2. The method of three-dimensional point cloud classification based on complementary multi-branch deep learning of claim 1, wherein the global features comprise:

constructing angle characteristics;

3. The method of three-dimensional point cloud classification based on complementary multi-branch deep learning of claim 1, wherein the point-wise feature comprises:

extracting punctiform features by using an MLP layer;

the layer is maximally pooled to aggregate the punctiform features.

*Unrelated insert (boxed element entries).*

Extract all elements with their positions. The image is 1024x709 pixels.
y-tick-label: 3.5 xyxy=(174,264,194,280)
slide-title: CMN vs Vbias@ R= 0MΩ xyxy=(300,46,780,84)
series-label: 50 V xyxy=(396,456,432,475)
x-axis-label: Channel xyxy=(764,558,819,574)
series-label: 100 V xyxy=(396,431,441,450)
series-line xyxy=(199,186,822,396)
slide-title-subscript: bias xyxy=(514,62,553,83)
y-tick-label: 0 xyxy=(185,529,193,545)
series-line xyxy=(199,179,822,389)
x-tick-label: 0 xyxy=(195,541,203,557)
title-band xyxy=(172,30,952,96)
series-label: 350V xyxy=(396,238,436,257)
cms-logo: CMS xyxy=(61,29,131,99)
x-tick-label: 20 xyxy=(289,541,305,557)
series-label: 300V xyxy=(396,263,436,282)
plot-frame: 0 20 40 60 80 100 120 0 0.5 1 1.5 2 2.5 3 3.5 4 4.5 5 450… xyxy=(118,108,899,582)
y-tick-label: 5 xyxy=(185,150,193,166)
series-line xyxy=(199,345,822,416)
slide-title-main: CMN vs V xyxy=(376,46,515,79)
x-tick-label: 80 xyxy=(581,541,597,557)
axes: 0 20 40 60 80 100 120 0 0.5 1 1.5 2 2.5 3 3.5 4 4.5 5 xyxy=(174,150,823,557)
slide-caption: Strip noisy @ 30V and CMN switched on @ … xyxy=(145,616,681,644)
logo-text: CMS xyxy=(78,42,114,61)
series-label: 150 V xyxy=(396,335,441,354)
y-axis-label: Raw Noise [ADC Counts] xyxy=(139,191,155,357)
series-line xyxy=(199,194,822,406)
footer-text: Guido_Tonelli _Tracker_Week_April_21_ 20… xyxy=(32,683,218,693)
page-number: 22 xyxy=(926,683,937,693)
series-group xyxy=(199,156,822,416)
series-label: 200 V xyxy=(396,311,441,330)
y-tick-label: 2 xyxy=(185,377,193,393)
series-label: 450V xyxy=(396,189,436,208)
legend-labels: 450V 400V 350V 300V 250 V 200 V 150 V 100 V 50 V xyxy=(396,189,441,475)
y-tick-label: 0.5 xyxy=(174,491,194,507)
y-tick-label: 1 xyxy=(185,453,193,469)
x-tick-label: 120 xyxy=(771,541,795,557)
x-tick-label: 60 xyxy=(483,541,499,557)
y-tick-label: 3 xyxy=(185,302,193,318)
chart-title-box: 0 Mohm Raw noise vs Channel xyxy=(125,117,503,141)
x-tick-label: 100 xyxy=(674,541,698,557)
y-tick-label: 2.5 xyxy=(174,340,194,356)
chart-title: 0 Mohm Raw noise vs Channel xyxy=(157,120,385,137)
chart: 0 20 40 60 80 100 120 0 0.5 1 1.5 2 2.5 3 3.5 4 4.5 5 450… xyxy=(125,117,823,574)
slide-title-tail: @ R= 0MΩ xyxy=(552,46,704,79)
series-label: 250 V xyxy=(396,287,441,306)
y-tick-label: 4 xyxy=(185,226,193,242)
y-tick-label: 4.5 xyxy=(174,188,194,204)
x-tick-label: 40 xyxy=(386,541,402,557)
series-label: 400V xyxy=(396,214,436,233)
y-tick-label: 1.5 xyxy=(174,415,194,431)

4. A three-dimensional point cloud classification device based on complementary multi-branch deep learning, the device comprising:

the classification unit is used for classifying the three-dimensional point cloud data set, wherein the characteristic classification comprises local characteristics, global characteristics and point-by-point characteristics, and the local characteristics comprise: selecting a first preset number of points from the three-dimensional Point cloud data set based on a Kernel-Point convolution method; for each point, selecting adjacent points thereof within a specific radius as input by utilizing point cloud feature extraction; convolving each point with a predefined kernel point having a different weight; the local features are expressed as:

wherein r represents the resolution of the voxel and is used for judging whether the point falls in the voxel grid or not;

5. The three-dimensional point cloud classification device based on complementary multi-branch deep learning of claim 4, wherein the global features comprise:

constructing angle characteristics;

6. The three-dimensional point cloud classification device based on complementary multi-branch deep learning of claim 4, wherein the point-wise feature comprises:

extracting punctiform features by using an MLP layer;

the layer is maximally pooled to aggregate the punctiform features.

7. A computer device comprising a memory, a processor and a computer program stored on the memory and executable on the processor, characterized in that the processor implements the method according to any of claims 1-3 when executing the program.

8. A computer readable storage medium having stored thereon a computer program for:

the computer program, when executed by a processor, implements the method of any of claims 1-3.